The US and Europe have yet to fully deploy their bluntest weapon against Vladimir Putin. But if stronger sanctions are deployed against him, the Russian president is vowing to make life very painful for the western oil companies doing business in his country.
The US this week quietly targeted some Russian oil industry bosses in its latest round of sanctions, and Europe has altogether avoided oil in its list of new targets. But on April 29, Putin suggested that he’s prepared to mount an oil war if antagonized further.

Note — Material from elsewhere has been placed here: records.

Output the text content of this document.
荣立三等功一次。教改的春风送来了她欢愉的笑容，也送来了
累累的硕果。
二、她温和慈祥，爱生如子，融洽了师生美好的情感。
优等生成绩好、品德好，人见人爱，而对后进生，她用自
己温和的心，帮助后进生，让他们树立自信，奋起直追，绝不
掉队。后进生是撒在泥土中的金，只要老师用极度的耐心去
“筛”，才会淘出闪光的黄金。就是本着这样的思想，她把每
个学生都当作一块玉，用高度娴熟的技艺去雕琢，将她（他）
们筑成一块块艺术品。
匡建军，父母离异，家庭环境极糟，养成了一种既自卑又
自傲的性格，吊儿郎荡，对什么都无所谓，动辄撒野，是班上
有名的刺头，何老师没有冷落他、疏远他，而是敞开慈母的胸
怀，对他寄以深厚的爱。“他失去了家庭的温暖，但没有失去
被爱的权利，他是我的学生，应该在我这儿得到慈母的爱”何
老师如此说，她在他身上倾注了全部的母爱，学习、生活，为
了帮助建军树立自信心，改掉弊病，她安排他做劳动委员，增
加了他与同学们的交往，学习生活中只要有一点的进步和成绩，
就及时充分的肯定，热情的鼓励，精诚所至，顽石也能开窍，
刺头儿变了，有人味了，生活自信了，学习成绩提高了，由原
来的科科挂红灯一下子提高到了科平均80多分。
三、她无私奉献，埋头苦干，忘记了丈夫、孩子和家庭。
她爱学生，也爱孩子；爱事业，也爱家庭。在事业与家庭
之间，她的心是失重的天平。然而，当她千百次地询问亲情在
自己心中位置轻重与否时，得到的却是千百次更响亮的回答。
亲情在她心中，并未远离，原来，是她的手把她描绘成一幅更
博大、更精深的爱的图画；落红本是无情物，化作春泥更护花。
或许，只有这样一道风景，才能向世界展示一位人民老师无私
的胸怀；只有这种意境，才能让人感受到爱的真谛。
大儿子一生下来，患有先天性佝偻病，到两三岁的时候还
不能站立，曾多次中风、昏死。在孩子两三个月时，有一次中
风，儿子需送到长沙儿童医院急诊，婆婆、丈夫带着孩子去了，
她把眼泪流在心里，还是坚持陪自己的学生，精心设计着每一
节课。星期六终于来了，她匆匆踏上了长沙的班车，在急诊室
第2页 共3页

“We would very much wish not to resort to any measures in response,” Putin said. “I hope we won’t get to that point. But if something like that continues, we will of course have to think about who is working in the key sectors of the Russian economy, including the energy sector, and how.” The remark appeared to be a swipe at lucrative long-term Russian projects being carried out by oil majors BP, Shell, France’s Total and ExxonMobil.
Obama administration officials have told the New York Times’ Peter Baker that Putin’s personal wealth is the “nuclear” option in terms of sanctions. But that is true only if personal enrichment is Putin’s central concern. If his driving force is instead historical glory, which is arguably the case, then oil—and its pivotal importance to Russia’s economy—is more important.
The revenue from high-priced oil exports is why Putin can prosecute his shadow war of territorial expansion in Ukraine. Russia’s future production in Siberian shale and Arctic oil will underpin the country—along with the political careers of Putin and his successors—through the 2020s. That future production is also why the western oil majors have all publicly said it is business as usual with Putin.
Specifically, oil and petroleum product exports account for an estimated 41% of Russian state budget revenue—$167 billion this year alone. Russia’s projected overseas 2014 oil and oil product sales of $275 billion will make up three-fourths of the country’s total exports.
But that picture could be altered significantly should the US and Europe sanction Russia’s two big energy companies, Rosneft and Gazprom, and thus prevent the western oil majors from helping Russia to develop the shale and Arctic plays. Many analysts believe that Russia’s ability to exploit the Arctic would be crippled without western expertise.
Further sanctions will be a central topic when US president Barack Obama meets for four hours in Washington tomorrow with German chancellor Angela Merkel. But, even if Obama is prepared to strike Russia’s oil companies, few believe that Europe will go along.
That hesitancy is at least partly why Russia and its supporters continue to swallow up town after town in eastern Ukraine as the days count down to competing elections to define Ukraine’s future—a May 11 referendum for the sovereignty of at least two Ukraine cities, and a May 25 Ukraine presidential election. Those elections are likely to make official what Putin has made plain: that he believes that eastern Ukraine is already his.